La procédure a été communiquée au préfet des Alpes-Maritimes qui n'a pas produit de mémoire en défense.
Vu les autres pièces du dossier.
Vu :
- le code de l'entrée et du séjour des étrangers et du droit d'asile ;
- le code des relations entre le public et l'administration ;
- le code de justice administrative.
La présidente de la formation de jugement a dispensé la rapporteure publique, sur sa proposition, de prononcer des conclusions à l'audience.
Les parties ont été régulièrement averties du jour de l'audience.
Ont été entendus au cours de l'audience publique :
- le rapport de Mme Chevalier-Aubert, présidente-rapporteure,
- et les observations de Me Rossler, substituant Me Darmon, représentant le requérant.
Considérant ce qui suit :
1. M. B, ressortissant tunisien né le 5 novembre 1956, a sollicité, par demande réceptionnée par le préfet des Alpes-Maritimes le 28 avril 2021, son admission au séjour. Le silence gardé par le préfet des Alpes-Maritimes pendant plus de 4 mois a fait naitre, en application des articles R. 311-12 et R. 311-12-1 du code de l'entrée et du séjour des étrangers et du droit d'asile (devenus depuis le 1er mai 2021 les articles R. 432-1 et R. 432-2) une décision implicite de rejet, dont M. B demande au tribunal l'annulation pour excès de pouvoir.
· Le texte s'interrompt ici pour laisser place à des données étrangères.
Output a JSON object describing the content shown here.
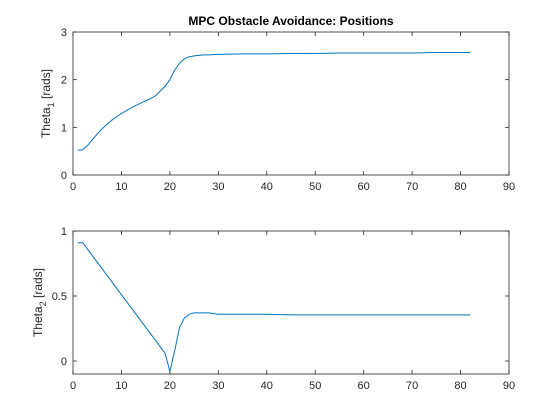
{
  "chart_data": [
    {
      "type": "line",
      "title": "MPC Obstacle Avoidance: Positions",
      "xlabel": "",
      "ylabel": "Theta",
      "ylabel_subscript": "1",
      "ylabel_unit": " [rads]",
      "xlim": [
        0,
        90
      ],
      "ylim": [
        0,
        3
      ],
      "xticks": [
        0,
        10,
        20,
        30,
        40,
        50,
        60,
        70,
        80,
        90
      ],
      "yticks": [
        0,
        1,
        2,
        3
      ],
      "ytick_labels": [
        "0",
        "1",
        "2",
        "3"
      ],
      "grid": false,
      "series": [
        {
          "name": "theta1",
          "color": "#0072BD",
          "x": [
            1,
            2,
            3,
            4,
            5,
            6,
            7,
            8,
            9,
            10,
            11,
            12,
            13,
            14,
            15,
            16,
            17,
            18,
            19,
            20,
            21,
            22,
            23,
            24,
            25,
            26,
            27,
            28,
            30,
            35,
            40,
            45,
            50,
            55,
            60,
            65,
            70,
            75,
            80,
            82
          ],
          "y": [
            0.52,
            0.53,
            0.62,
            0.74,
            0.86,
            0.97,
            1.06,
            1.15,
            1.22,
            1.29,
            1.35,
            1.41,
            1.46,
            1.51,
            1.56,
            1.6,
            1.66,
            1.76,
            1.86,
            2.0,
            2.2,
            2.35,
            2.44,
            2.48,
            2.5,
            2.51,
            2.52,
            2.52,
            2.53,
            2.54,
            2.54,
            2.55,
            2.55,
            2.56,
            2.56,
            2.56,
            2.56,
            2.57,
            2.57,
            2.57
          ]
        }
      ]
    },
    {
      "type": "line",
      "title": "",
      "xlabel": "",
      "ylabel": "Theta",
      "ylabel_subscript": "2",
      "ylabel_unit": " [rads]",
      "xlim": [
        0,
        90
      ],
      "ylim": [
        -0.1,
        1
      ],
      "xticks": [
        0,
        10,
        20,
        30,
        40,
        50,
        60,
        70,
        80,
        90
      ],
      "yticks": [
        0,
        0.5,
        1
      ],
      "ytick_labels": [
        "0",
        "0.5",
        "1"
      ],
      "grid": false,
      "series": [
        {
          "name": "theta2",
          "color": "#0072BD",
          "x": [
            1,
            2,
            3,
            4,
            5,
            6,
            7,
            8,
            9,
            10,
            11,
            12,
            13,
            14,
            15,
            16,
            17,
            18,
            19,
            20,
            21,
            22,
            23,
            24,
            25,
            26,
            27,
            28,
            30,
            35,
            40,
            45,
            50,
            60,
            70,
            80,
            82
          ],
          "y": [
            0.91,
            0.91,
            0.86,
            0.81,
            0.76,
            0.71,
            0.66,
            0.61,
            0.56,
            0.51,
            0.46,
            0.41,
            0.36,
            0.31,
            0.26,
            0.21,
            0.16,
            0.11,
            0.06,
            -0.08,
            0.08,
            0.26,
            0.33,
            0.36,
            0.37,
            0.37,
            0.37,
            0.37,
            0.36,
            0.36,
            0.36,
            0.355,
            0.355,
            0.355,
            0.355,
            0.355,
            0.355
          ]
        }
      ]
    }
  ]
}
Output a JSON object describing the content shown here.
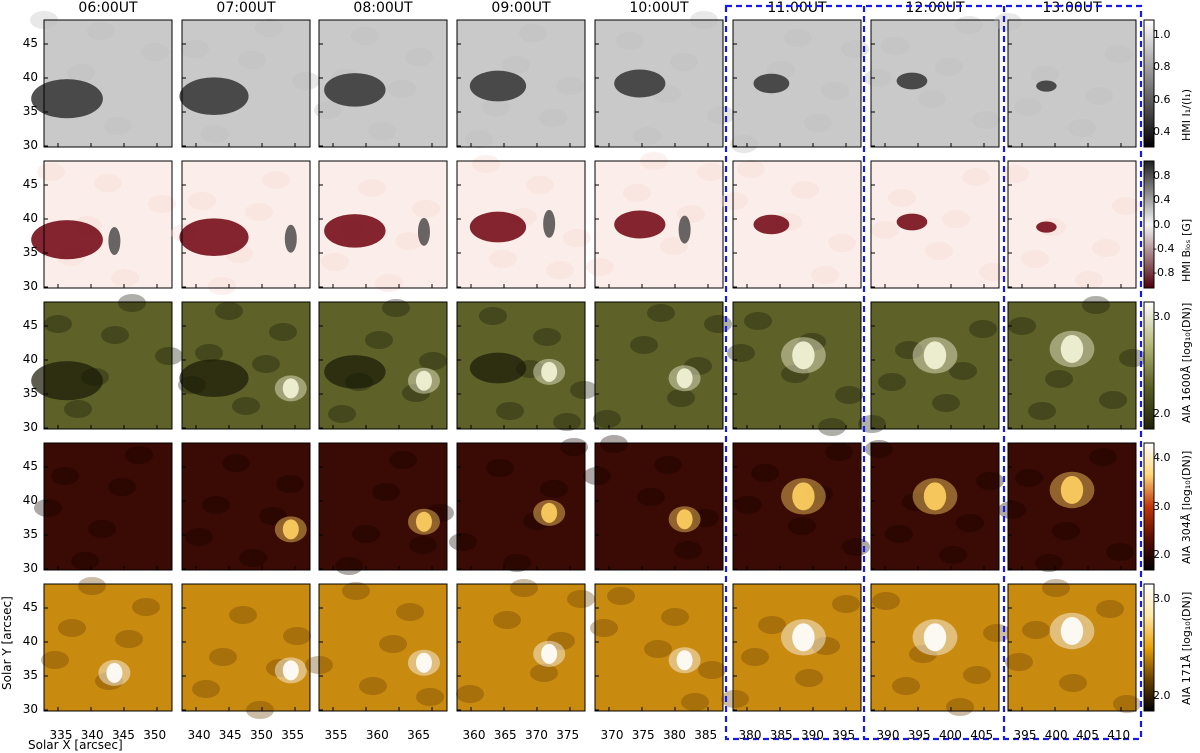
{
  "columns": [
    "06:00UT",
    "07:00UT",
    "08:00UT",
    "09:00UT",
    "10:00UT",
    "11:00UT",
    "12:00UT",
    "13:00UT"
  ],
  "y_ticks": [
    "45",
    "40",
    "35",
    "30"
  ],
  "x_ticks": [
    [
      "335",
      "340",
      "345",
      "350"
    ],
    [
      "340",
      "345",
      "350",
      "355"
    ],
    [
      "355",
      "360",
      "365"
    ],
    [
      "360",
      "365",
      "370",
      "375"
    ],
    [
      "370",
      "375",
      "380",
      "385"
    ],
    [
      "380",
      "385",
      "390",
      "395"
    ],
    [
      "390",
      "395",
      "400",
      "405"
    ],
    [
      "395",
      "400",
      "405",
      "410"
    ]
  ],
  "x_axis_label": "Solar X [arcsec]",
  "y_axis_label": "Solar Y [arcsec]",
  "rows": [
    {
      "cbar_label": "HMI I₁/(I₁)",
      "cbar_ticks": [
        "1.0",
        "0.8",
        "0.6",
        "0.4"
      ],
      "colors": [
        "#000000",
        "#ffffff"
      ]
    },
    {
      "cbar_label": "HMI Bₗₒₛ [G]",
      "cbar_ticks": [
        "0.8",
        "0.4",
        "0.0",
        "-0.4",
        "-0.8"
      ],
      "colors": [
        "#4d0008",
        "#f7f7f7",
        "#202020"
      ]
    },
    {
      "cbar_label": "AIA 1600Å [log₁₀(DN)]",
      "cbar_ticks": [
        "3.0",
        "2.0"
      ],
      "colors": [
        "#1f200a",
        "#5b5f26",
        "#b6b87a",
        "#ffffff"
      ]
    },
    {
      "cbar_label": "AIA 304Å [log₁₀(DN)]",
      "cbar_ticks": [
        "4.0",
        "3.0",
        "2.0"
      ],
      "colors": [
        "#000000",
        "#5a0c00",
        "#c2350a",
        "#ffd77a",
        "#ffffff"
      ]
    },
    {
      "cbar_label": "AIA 171Å [log₁₀(DN)]",
      "cbar_ticks": [
        "3.0",
        "2.0"
      ],
      "colors": [
        "#000000",
        "#6b4200",
        "#e8a10a",
        "#ffe8a8",
        "#ffffff"
      ]
    }
  ]
}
Sur les conclusions d'annulation :
2. En premier lieu, aux termes de l'article R. 311-12 du code de l'entrée et du séjour des étrangers et du droit d'asile, alors applicable : " Le silence gardé pendant plus de quatre mois sur les demandes de titres de séjour vaut décision implicite de rejet ".
3. Aux termes de l'article L. 232-4 du code des relations entre le public et l'administration : " Une décision implicite intervenue dans les cas où la décision explicite aurait dû être motivée n'est pas illégale du seul fait qu'elle n'est pas assortie de cette motivation. / Toutefois, à la demande de l'intéressé, formulée dans les délais du recours contentieux, les motifs de toute décision implicite de rejet devront lui être communiqués dans le mois suivant cette demande. / Dans ce cas, le délai du recours contentieux contre ladite décision est prorogé jusqu'à l'expiration de deux mois suivant le jour où les motifs lui auront été communiqués ". Il résulte de ces dispositions que la décision de rejet née du silence gardé par l'autorité préfectorale sur une demande d'admission au séjour n'est pas illégale du seul fait qu'elle est dépourvue de motivation. Par suite, si le requérant n'a pas demandé que lui soient communiqués les motifs de la décision du préfet, il n'est pas fondé à soutenir que celui-ci aurait méconnu l'obligation de motivation qui s'imposait à lui.
4. Il ne ressort pas des pièces du dossier que le requérant ait demandé que lui soient communiqués les motifs de la décision attaquée. Par conséquent, le moyen tiré de l'absence de motivation ne peut être qu'écarté.
5. En deuxième lieu, s'agissant d'un refus implicite, il ne ressort pas des pièces du dossier que le préfet n'aurait pas procédé à un examen particulier de la situation du requérant. Ce moyen ne peut dès lors qu'être écarté.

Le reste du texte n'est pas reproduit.